A decisão do governo de realizar um esforço fiscal ainda maior em 2003 prejudicará inevitavelmente o custeio da máquina pública e as condições de operação, já bastante avariadas, de órgãos vitais da administração. Afetará, também, os investimentos públicos, já insuficientes, prejudicando a recuperação de certa áreas cruciais (a infra-estrutura de energia e transportes, por exemplo) e danificando o funcionamento da economia e a sua competitividade internacional. Será difícil, talvez impossível, conciliar o aumento do superávit primário com as metas sociais que estão no cerne dos planos do novo governo.
Os sacrifícios são grandes; os benefícios, pequenos. Aumentar o superávit primário para 4,25% do PIB não modificará de maneira fundamental a situação das contas públicas e o quadro macroeconômico. Os efeitos favoráveis de um superávit mais alto sobre a relação dívida/PIB e sobre as expectativas dos agentes econômicos podem ser facilmente anulados por aumentos acentuados da taxa de juro e, sobretudo, da taxa de câmbio (dada a dimensão da dívida externa pública e, especialmente, das obrigações públicas internas vinculadas à taxa cambial).

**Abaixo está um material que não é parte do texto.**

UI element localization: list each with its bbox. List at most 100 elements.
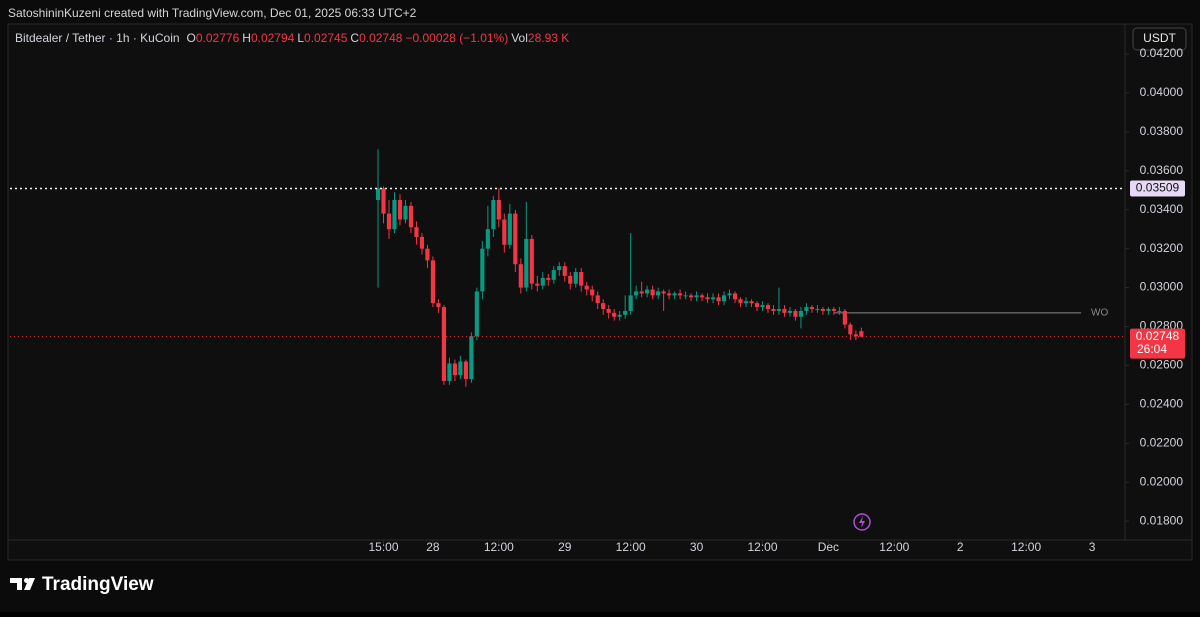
x-tick-label: 15:00 (368, 540, 398, 554)
candle-body (557, 266, 562, 271)
candle-body (425, 248, 430, 261)
candle-body (551, 270, 556, 280)
candle-body (688, 295, 694, 298)
x-tick-label: 28 (426, 540, 440, 554)
candle-body (650, 289, 655, 296)
candle-body (656, 291, 661, 296)
level-label: WO (1091, 308, 1108, 319)
candle-body (809, 307, 815, 309)
candle-body (408, 205, 414, 228)
x-tick-label: Dec (818, 540, 839, 554)
last-price-box (1130, 328, 1185, 359)
candle-body (837, 310, 842, 312)
candle-body (518, 264, 523, 288)
alert-bolt[interactable] (859, 516, 865, 528)
candle-body (672, 293, 677, 296)
y-tick-label: 0.01800 (1140, 513, 1184, 527)
candle-body (403, 205, 408, 220)
brand-name: TradingView (42, 574, 154, 595)
candle-body (513, 213, 518, 265)
candle-body (787, 310, 793, 313)
candle-body (815, 308, 820, 310)
candle-body (853, 334, 858, 337)
candle-body (568, 275, 573, 284)
y-tick-label: 0.02000 (1140, 474, 1184, 488)
candle-body (738, 299, 743, 304)
candle-body (524, 238, 529, 288)
ohlc-label: C (350, 31, 359, 45)
y-tick-label: 0.03400 (1140, 202, 1184, 216)
candle-body (661, 291, 666, 294)
candle-body (820, 308, 825, 311)
candle-body (436, 303, 441, 308)
ohlc-value: 0.02776 (196, 31, 240, 45)
credit: SatoshininKuzeni created with TradingVie… (8, 6, 417, 20)
candle-body (848, 324, 853, 335)
ohlc-label: O (187, 31, 196, 45)
candle-body (496, 199, 501, 220)
alert-circle[interactable] (853, 513, 871, 531)
y-tick-label: 0.02600 (1140, 358, 1184, 372)
x-tick-label: 30 (690, 540, 704, 554)
x-tick-label: 3 (1089, 540, 1096, 554)
ohlc-value: 0.02794 (251, 31, 295, 45)
candle-body (452, 363, 457, 376)
candle-body (678, 293, 683, 296)
y-tick-label: 0.02400 (1140, 397, 1184, 411)
currency-button[interactable] (1132, 27, 1187, 51)
candle-body (562, 266, 567, 276)
candle-body (798, 310, 804, 317)
candle-body (754, 303, 760, 308)
candle-body (634, 291, 639, 296)
candle-body (683, 295, 688, 297)
y-tick-label: 0.04000 (1140, 85, 1184, 99)
candle-body (458, 361, 463, 376)
candle-body (716, 297, 721, 302)
ohlc-value: 0.02745 (304, 31, 348, 45)
ohlc-value: 0.02748 (359, 31, 403, 45)
candle-body (826, 308, 831, 311)
candle-body (595, 295, 600, 304)
candle-body (628, 295, 633, 311)
candle-body (760, 305, 765, 308)
candle-body (386, 213, 392, 230)
candle-body (804, 307, 809, 311)
alert-icon[interactable] (853, 513, 871, 531)
high-marker-box (1130, 180, 1185, 197)
candle-body (546, 277, 551, 280)
ohlc-label: H (242, 31, 251, 45)
candle-body (842, 310, 847, 325)
candle-body (584, 285, 589, 290)
candle-body (447, 363, 452, 381)
candle-body (392, 199, 397, 230)
candle-body (705, 297, 710, 300)
y-tick-label: 0.04200 (1140, 46, 1184, 60)
candle-body (381, 188, 386, 214)
last-price-label: 0.02748 (1136, 329, 1180, 343)
candle-body (573, 272, 578, 284)
x-tick-label: 12:00 (1011, 540, 1041, 554)
candle-body (430, 260, 436, 304)
candle-body (612, 312, 617, 317)
volume-label: Vol (511, 31, 528, 45)
candle-body (397, 199, 403, 220)
volume-value: 28.93 K (528, 31, 569, 45)
candle-body (529, 238, 534, 284)
candle-body (414, 227, 419, 237)
currency-label[interactable]: USDT (1143, 31, 1176, 45)
y-tick-label: 0.02200 (1140, 435, 1184, 449)
candle-body (507, 213, 512, 245)
candle-body (727, 293, 732, 296)
candle-body (782, 308, 787, 313)
candle-body (469, 336, 474, 380)
chart-panel (7, 23, 1193, 561)
high-marker-label: 0.03509 (1136, 181, 1180, 195)
candle-body (694, 295, 699, 298)
candle-body (491, 199, 496, 230)
ohlc-label: L (297, 31, 304, 45)
candle-body (623, 310, 628, 315)
candle-body (606, 308, 611, 313)
change: −0.00028 (−1.01%) (405, 31, 508, 45)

Também não se devem alimentar ilusões quanto ao impacto das reformas tributária e previdenciária sobre as contas do governo. Elas são necessárias sob vários pontos de vista: a previdenciária, para garantir a solvência de longo prazo do sistema; a tributária, para melhorar a qualidade dos impostos, favorecer a competitividade sistêmica da economia e tornar o sistema tributário mais justo.
Mas é preciso reconhecer que essas reformas, embora politicamente muito custosas, terão impacto fiscal limitado, sobretudo no curto e médio prazos. Dependendo do seu formato, a reforma previdenciária pode ter, de início, impacto fiscal negativo para a União, os Estados e os municípios. Se for muito rápida e abrangente, a reforma tributária terá efeitos imprevisíveis sobre o nível de arrecadação e também poderá levar a perdas de receita. Seja como for, depois do grande aumento da carga tributária verificado no período Fernando Henrique Cardoso, não passa pela cabeça de ninguém que a reforma tributária do governo Lula possa ter como objetivo aumentar ainda mais o peso dos tributos.
Tenho consciência, leitor, de que o que escrevi hoje é, em parte, uma homenagem algo primária ao Conselheiro Acácio, aquele personagem do Eça que tinha por hábito proclamar o óbvio com requintes de erudição. Afinal, a estratégia inicial do governo Lula não é fundamentalmente diferente da que foi longamente testada, sem grandes resultados, pelo governo FHC.
Mas, enfim, poucos sabem que o Conselheiro também se ocupava de economia, tendo composto a obra: "Elementos Genéricos da Ciência da Riqueza e a sua Distribuição, Segundo os Melhores Autores".
Estamos em boa companhia.


Paulo Nogueira Batista Jr., 47, economista, pesquisador visitante do Instituto de Estudos Avançados da USP e professor da FGV-EAESP, escreve às quintas-feiras nesta coluna. É autor do livro "A Economia como Ela É..." (Boitempo Editorial, 3ª edição, 2002).